Definition Of Methodology And The Role It Plays In Project Management?
The methodology refers to the stringently described combination of the rationally affiliated practices, techniques along with processes which figure out how you can plan, develop, and manage in addition to providing of the Finance all through the continuous means of implementation until successfully completing as well as termination (Charvat, 2003). The intent behind the project methodology would certainly to let the control over the entire management process by way of effective decision making as well as problem solving at the similar period making sure the success of the particular practice, strategies, methods as well as technologies (Kerzner, 2013). Furthermore, the methodology typically offer framework to explain each part of detail, to allow the task supervisor who can understand what to accomplish to provide and also implement the work based on the schedule, the budget offered and requirement of the customer (Charvat, 2003). When it comes to the project management the methodologies acts as the guideline throughout the project, where it provides one step to follow as well as targets to meet the startup of the project and the completion. Moreover, methodologies are important because they help to prevent any failure and help in the reduction of the risks (Kerzner, 2013). The methodology offers tools which make the project manager work to be much easier. It contains the definitions, guidelines, as well as template for different project management activities which are needed in the delivery of the successful projects.

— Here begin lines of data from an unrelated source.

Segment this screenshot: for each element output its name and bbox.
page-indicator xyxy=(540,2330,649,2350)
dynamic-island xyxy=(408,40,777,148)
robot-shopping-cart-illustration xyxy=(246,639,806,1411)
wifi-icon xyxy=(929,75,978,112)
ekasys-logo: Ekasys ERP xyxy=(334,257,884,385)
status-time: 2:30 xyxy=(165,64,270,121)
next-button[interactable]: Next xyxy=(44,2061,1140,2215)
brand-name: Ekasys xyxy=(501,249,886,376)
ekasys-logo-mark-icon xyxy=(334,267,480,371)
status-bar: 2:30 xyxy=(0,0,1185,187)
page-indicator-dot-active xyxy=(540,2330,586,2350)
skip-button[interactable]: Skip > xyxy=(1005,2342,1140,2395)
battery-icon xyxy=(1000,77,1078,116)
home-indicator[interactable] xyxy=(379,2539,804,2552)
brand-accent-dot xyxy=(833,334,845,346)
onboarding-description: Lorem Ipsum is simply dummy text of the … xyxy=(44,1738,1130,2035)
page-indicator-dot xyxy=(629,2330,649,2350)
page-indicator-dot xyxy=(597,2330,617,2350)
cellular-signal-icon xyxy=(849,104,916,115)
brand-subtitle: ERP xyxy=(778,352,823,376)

Various project methodologies can be utilized to the project management basing on the scope and the requirements of the project. The methodologies are agile and the waterfall.
Waterfall methodology: The use of this waterfall methodology of the project management focus on the use of the teams in the project which is an important aspect (Bowes, 2014). Additionally, this methodology ensures that there has been establishment of the goals and they is timeline which is established (Kerzner, 2013). Each team is provided with different assignment of the project and they are accountable that they are completed.
Agile methodology: the use of this methodology aims at empowering of the teams. Moreover, it encourage the involvement of the client to the project to enable any changes or risk that needs to be made on the tasks (Bowes, 2014). The basic function of this methodology is that it improve on the teams, and there is monitoring of the project all throughout the tasks where there is responsiveness to the changes.
Comparison between the Agile and the waterfall methodologies
When it comes to the comparison of these methodologies it is important to understand that they are both designed in order to place the framework of the structure over the development of any new project (Kerzner, 2013). Moreover, both of these methodologies the owner of the project is responsible in defining of the scope of the product and the team are responsible to realize the goals are implemented to achieve on the project (Cicmil, Williams, Thomas & Hodgson, 2006). Other similarities on these methodologies is that both result to the business of the project and they are tailored depending on the needs of the clients. Additionally, it is important to note that the methodologies use teams who play a significant role in the achieving of the project and these individuals are greatly empowered.
The contrast of the Agile and waterfall methodologies
When it comes to the Agile methodology it prefer that the client is present all throughout the period of the project whereas on the other side the waterfall methodology does not require the client to be always available but rather only at the milestone stage (Kannan, Jhajharia & Verma, 2014). Another contrast between the two is that the agile methodology generally welcomes on any specific change, however these alterations arrives at a cost, or a schedule, and this could work best when the scope is not identified yet (Kannan, Jhajharia & Verma, 2014). Alternatively, with regards to the waterfall it generally functions whenever the scope continues to be recognized in advance, or maybe when the terms of the contract is confronted with the minimal alterations (Cicmil, Williams, Thomas & Hodgson, 2006).The last difference is that the agile methodology prefers a small number of dedicated team who are coordinated well but when it comes to the waterfall methodology it prefer the coordination of the team to be limited up to the handoff point.
How to the chosen methodologies and the process relate to the project life cycle
The selected methodology along with the procedures for the task life cycle is the agile method. It is essential to select on the life cycle which could work best for the process. This really is an essential strategic selection given that generating on an alternativethat is misguided could lead to outcomes that are devastating (Kannan, Jhajharia & Verma, 2014). The agile methodology provide across the life cycle as well as support the fast paced development. This offers organization an edge when it comes to the delivery of the various project. This choice continue to be dependent on the adjustment which is prototyping and also offers the client with the much better perspective of the project by regarding them in the act to ensure that adjustments could be made where necessary.
Bowes, J. (2014). Agile vs Waterfall: Comparing project management methods. internet: co. uk/agile-vs-waterfall-comparing-project-management- methodologies, 17.
Charvat, J. (2003). Project management methodologies: selecting, implementing, and supporting methodologies and processes for projects. John Wiley & Sons.
Cicmil, S., Williams, T., Thomas, J., & Hodgson, D. (2006). Rethinking project management researching the actuality of projects. International Journal of Project Management, 24(8), 675-686.
Kannan, V., Jhajharia, S., & Verma, S. (2014). Agile vs. waterfall: A comparative analysis. International Journal of Science, Engineering and Technology Research, 3(10), 2680- 2686.
Kerzner, H. (2013). Project management: a systems approach to planning, scheduling, and controlling. John Wiley & Sons.